Il braccio di ferro tra Italia e Spagna, da una parte, e altri 10 paesi (guidati da Francia e Germania) dall'altra ancora non ha trovato una soluzione. E si attrezza così anche di un parere del Parlamento. Secondo il regolamento proposto il brevetto unico europeo dovrebbe essere tradotto in inglese, francese, tedesco. La posizione portata avanti dal governo sostiene invece l'utilità di un'unica lingua, l'inglese.
«Il trilinguismo comporta costi troppo elevati»
«Per ottenere il brevetto bisognerà tradurre l'intera certificazione e poi fare le rivendicazioni, cioè la descrizione delle parti essenziali che definiscono in modo chiaro e coinciso l'invenzione traducendole anche nelle altre due lingue. Tutto ciò comporta costi molto elevati», dice Elena Centemero, relatrice del provvedimento alla Camera.
La XIV commissione di Montecitorio, guidata da Mario Pescante (Pdl) è chiamata ad esprimere parere su regolamenti e direttive che provengono dall'Ue. E che vengono poi trasmessi alla delegazione italiana.
«Sbagliata anche la procedura seguita»
Due sono le questioni che vengono eccepite, una riguarda i costi, l'altra la procedura seguita. «Oggi ottenere il brevetto europeo costa 20.000 euro, di cui 14.000 di spese di traduzione. Si tratta di costi elevati - sottolinea Centemero - che, soprattutto nel regime di trilinguismo, comporterebbero uno squilibrio e uno svantaggio di competitività per le nostre imprese rispetto a quelle di altri paesi che invece si avvantaggerebbero della loro lingua».

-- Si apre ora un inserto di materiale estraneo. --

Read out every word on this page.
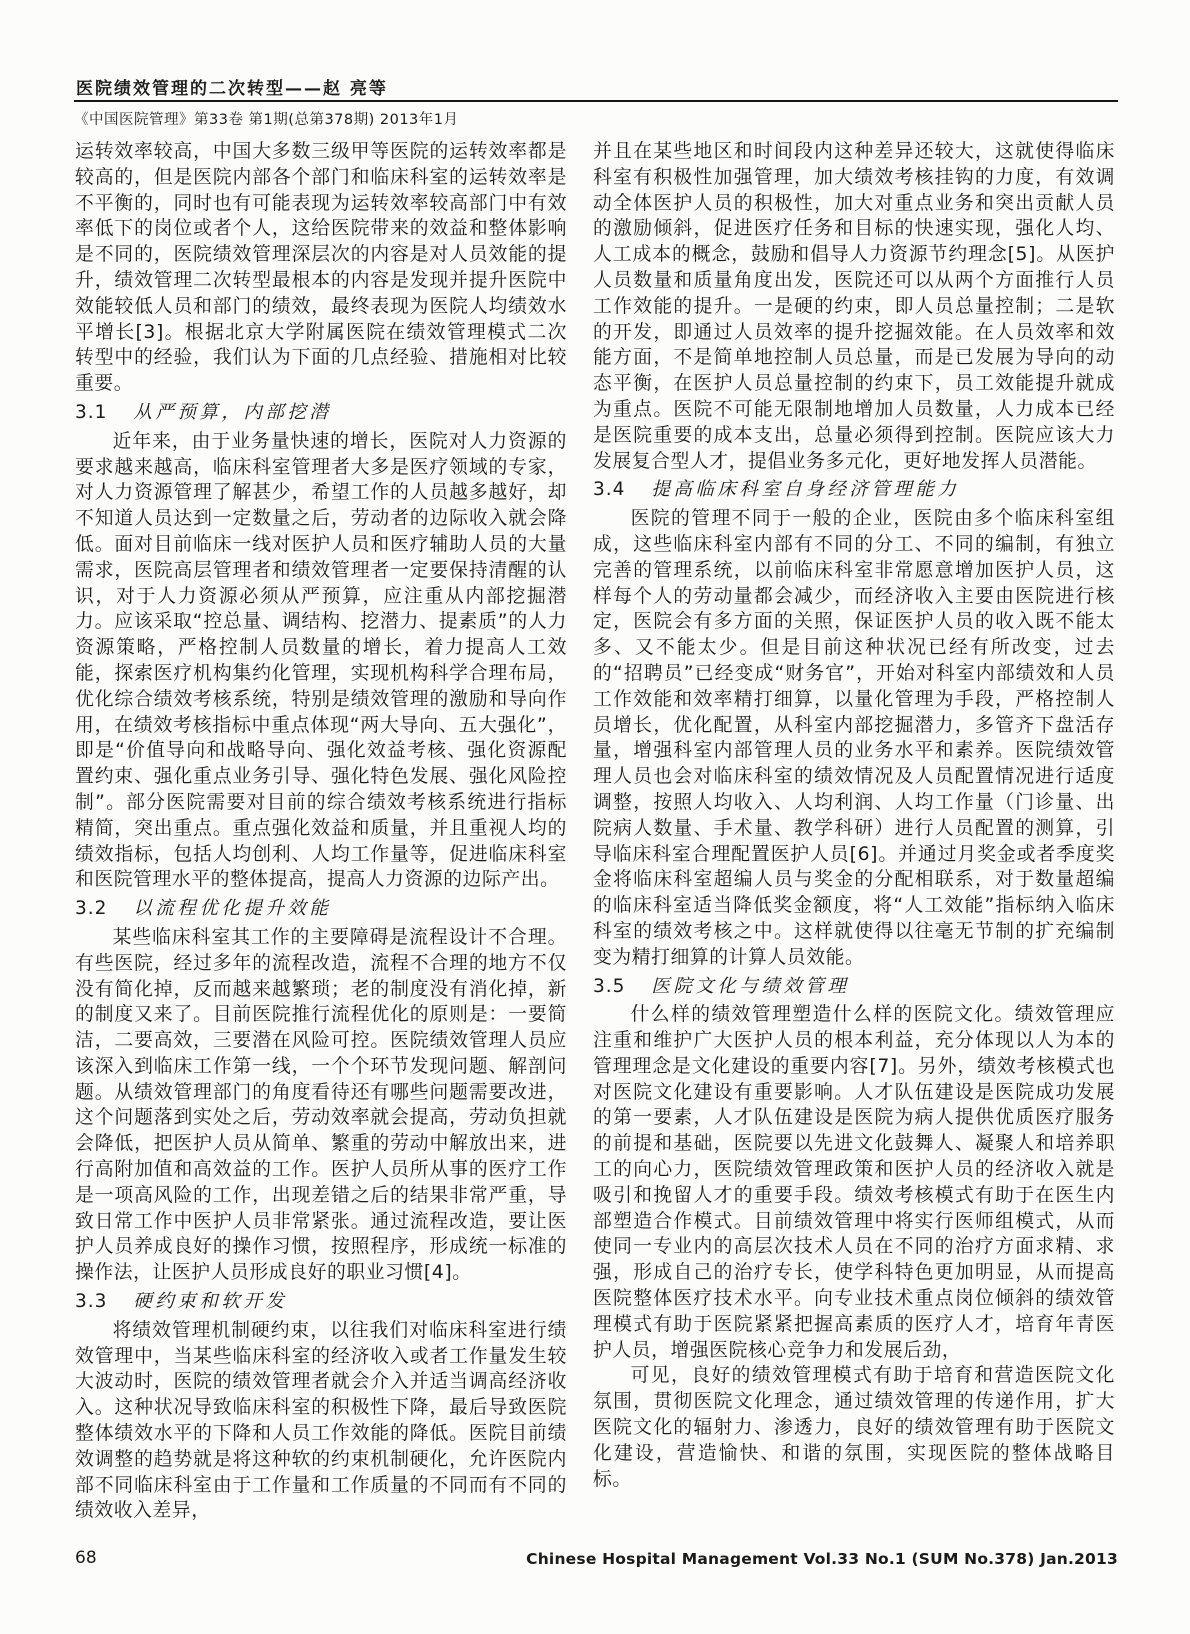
医院绩效管理的二次转型——赵 亮等
《中国医院管理》第33卷 第1期(总第378期) 2013年1月

运转效率较高，中国大多数三级甲等医院的运转效率都是较高的，但是医院内部各个部门和临床科室的运转效率是不平衡的，同时也有可能表现为运转效率较高部门中有效率低下的岗位或者个人，这给医院带来的效益和整体影响是不同的，医院绩效管理深层次的内容是对人员效能的提升，绩效管理二次转型最根本的内容是发现并提升医院中效能较低人员和部门的绩效，最终表现为医院人均绩效水平增长[3]。根据北京大学附属医院在绩效管理模式二次转型中的经验，我们认为下面的几点经验、措施相对比较重要。

3.1 从严预算，内部挖潜

近年来，由于业务量快速的增长，医院对人力资源的要求越来越高，临床科室管理者大多是医疗领域的专家，对人力资源管理了解甚少，希望工作的人员越多越好，却不知道人员达到一定数量之后，劳动者的边际收入就会降低。面对目前临床一线对医护人员和医疗辅助人员的大量需求，医院高层管理者和绩效管理者一定要保持清醒的认识，对于人力资源必须从严预算，应注重从内部挖掘潜力。应该采取“控总量、调结构、挖潜力、提素质”的人力资源策略，严格控制人员数量的增长，着力提高人工效能，探索医疗机构集约化管理，实现机构科学合理布局，优化综合绩效考核系统，特别是绩效管理的激励和导向作用，在绩效考核指标中重点体现“两大导向、五大强化”，即是“价值导向和战略导向、强化效益考核、强化资源配置约束、强化重点业务引导、强化特色发展、强化风险控制”。部分医院需要对目前的综合绩效考核系统进行指标精简，突出重点。重点强化效益和质量，并且重视人均的绩效指标，包括人均创利、人均工作量等，促进临床科室和医院管理水平的整体提高，提高人力资源的边际产出。

3.2 以流程优化提升效能

某些临床科室其工作的主要障碍是流程设计不合理。有些医院，经过多年的流程改造，流程不合理的地方不仅没有简化掉，反而越来越繁琐；老的制度没有消化掉，新的制度又来了。目前医院推行流程优化的原则是：一要简洁，二要高效，三要潜在风险可控。医院绩效管理人员应该深入到临床工作第一线，一个个环节发现问题、解剖问题。从绩效管理部门的角度看待还有哪些问题需要改进，这个问题落到实处之后，劳动效率就会提高，劳动负担就会降低，把医护人员从简单、繁重的劳动中解放出来，进行高附加值和高效益的工作。医护人员所从事的医疗工作是一项高风险的工作，出现差错之后的结果非常严重，导致日常工作中医护人员非常紧张。通过流程改造，要让医护人员养成良好的操作习惯，按照程序，形成统一标准的操作法，让医护人员形成良好的职业习惯[4]。

3.3 硬约束和软开发

将绩效管理机制硬约束，以往我们对临床科室进行绩效管理中，当某些临床科室的经济收入或者工作量发生较大波动时，医院的绩效管理者就会介入并适当调高经济收入。这种状况导致临床科室的积极性下降，最后导致医院整体绩效水平的下降和人员工作效能的降低。医院目前绩效调整的趋势就是将这种软的约束机制硬化，允许医院内部不同临床科室由于工作量和工作质量的不同而有不同的绩效收入差异，

并且在某些地区和时间段内这种差异还较大，这就使得临床科室有积极性加强管理，加大绩效考核挂钩的力度，有效调动全体医护人员的积极性，加大对重点业务和突出贡献人员的激励倾斜，促进医疗任务和目标的快速实现，强化人均、人工成本的概念，鼓励和倡导人力资源节约理念[5]。从医护人员数量和质量角度出发，医院还可以从两个方面推行人员工作效能的提升。一是硬的约束，即人员总量控制；二是软的开发，即通过人员效率的提升挖掘效能。在人员效率和效能方面，不是简单地控制人员总量，而是已发展为导向的动态平衡，在医护人员总量控制的约束下，员工效能提升就成为重点。医院不可能无限制地增加人员数量，人力成本已经是医院重要的成本支出，总量必须得到控制。医院应该大力发展复合型人才，提倡业务多元化，更好地发挥人员潜能。

3.4 提高临床科室自身经济管理能力

医院的管理不同于一般的企业，医院由多个临床科室组成，这些临床科室内部有不同的分工、不同的编制，有独立完善的管理系统，以前临床科室非常愿意增加医护人员，这样每个人的劳动量都会减少，而经济收入主要由医院进行核定，医院会有多方面的关照，保证医护人员的收入既不能太多、又不能太少。但是目前这种状况已经有所改变，过去的“招聘员”已经变成“财务官”，开始对科室内部绩效和人员工作效能和效率精打细算，以量化管理为手段，严格控制人员增长，优化配置，从科室内部挖掘潜力，多管齐下盘活存量，增强科室内部管理人员的业务水平和素养。医院绩效管理人员也会对临床科室的绩效情况及人员配置情况进行适度调整，按照人均收入、人均利润、人均工作量（门诊量、出院病人数量、手术量、教学科研）进行人员配置的测算，引导临床科室合理配置医护人员[6]。并通过月奖金或者季度奖金将临床科室超编人员与奖金的分配相联系，对于数量超编的临床科室适当降低奖金额度，将“人工效能”指标纳入临床科室的绩效考核之中。这样就使得以往毫无节制的扩充编制变为精打细算的计算人员效能。

3.5 医院文化与绩效管理

什么样的绩效管理塑造什么样的医院文化。绩效管理应注重和维护广大医护人员的根本利益，充分体现以人为本的管理理念是文化建设的重要内容[7]。另外，绩效考核模式也对医院文化建设有重要影响。人才队伍建设是医院成功发展的第一要素，人才队伍建设是医院为病人提供优质医疗服务的前提和基础，医院要以先进文化鼓舞人、凝聚人和培养职工的向心力，医院绩效管理政策和医护人员的经济收入就是吸引和挽留人才的重要手段。绩效考核模式有助于在医生内部塑造合作模式。目前绩效管理中将实行医师组模式，从而使同一专业内的高层次技术人员在不同的治疗方面求精、求强，形成自己的治疗专长，使学科特色更加明显，从而提高医院整体医疗技术水平。向专业技术重点岗位倾斜的绩效管理模式有助于医院紧紧把握高素质的医疗人才，培育年青医护人员，增强医院核心竞争力和发展后劲，

可见，良好的绩效管理模式有助于培育和营造医院文化氛围，贯彻医院文化理念，通过绩效管理的传递作用，扩大医院文化的辐射力、渗透力，良好的绩效管理有助于医院文化建设，营造愉快、和谐的氛围，实现医院的整体战略目标。

68	Chinese Hospital Management Vol.33 No.1 (SUM No.378) Jan.2013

Quanto agli aspetti procedurali «per fare passare questa proposta di regolamento è stata utilizzata la cooperazione rafforzata. Ma il trattato dell'Unione stabilisce che per quanto riguarda gli aspetti collegati alla creazione di tipi di proprietà intellettuali serve il voto all'unanimità per l'adozione di decisioni sul regime linguistico». Ed è per questo che è stato fatto ricorso alla Corte di giustizia europea. Ma la questione va oltre perché «c'è anche un aspetto giuridico. L'articolo 326 comma secondo del trattato vieta l'utilizzo della cooperazione rafforzata nel caso in cui si rechino pregiudizi al mercato interno e alla coesione economica-sociale-territoriale dell'Europa e quindi si crei concorrenza sleale. Ed è proprio quello che sta avvenendo in questo caso».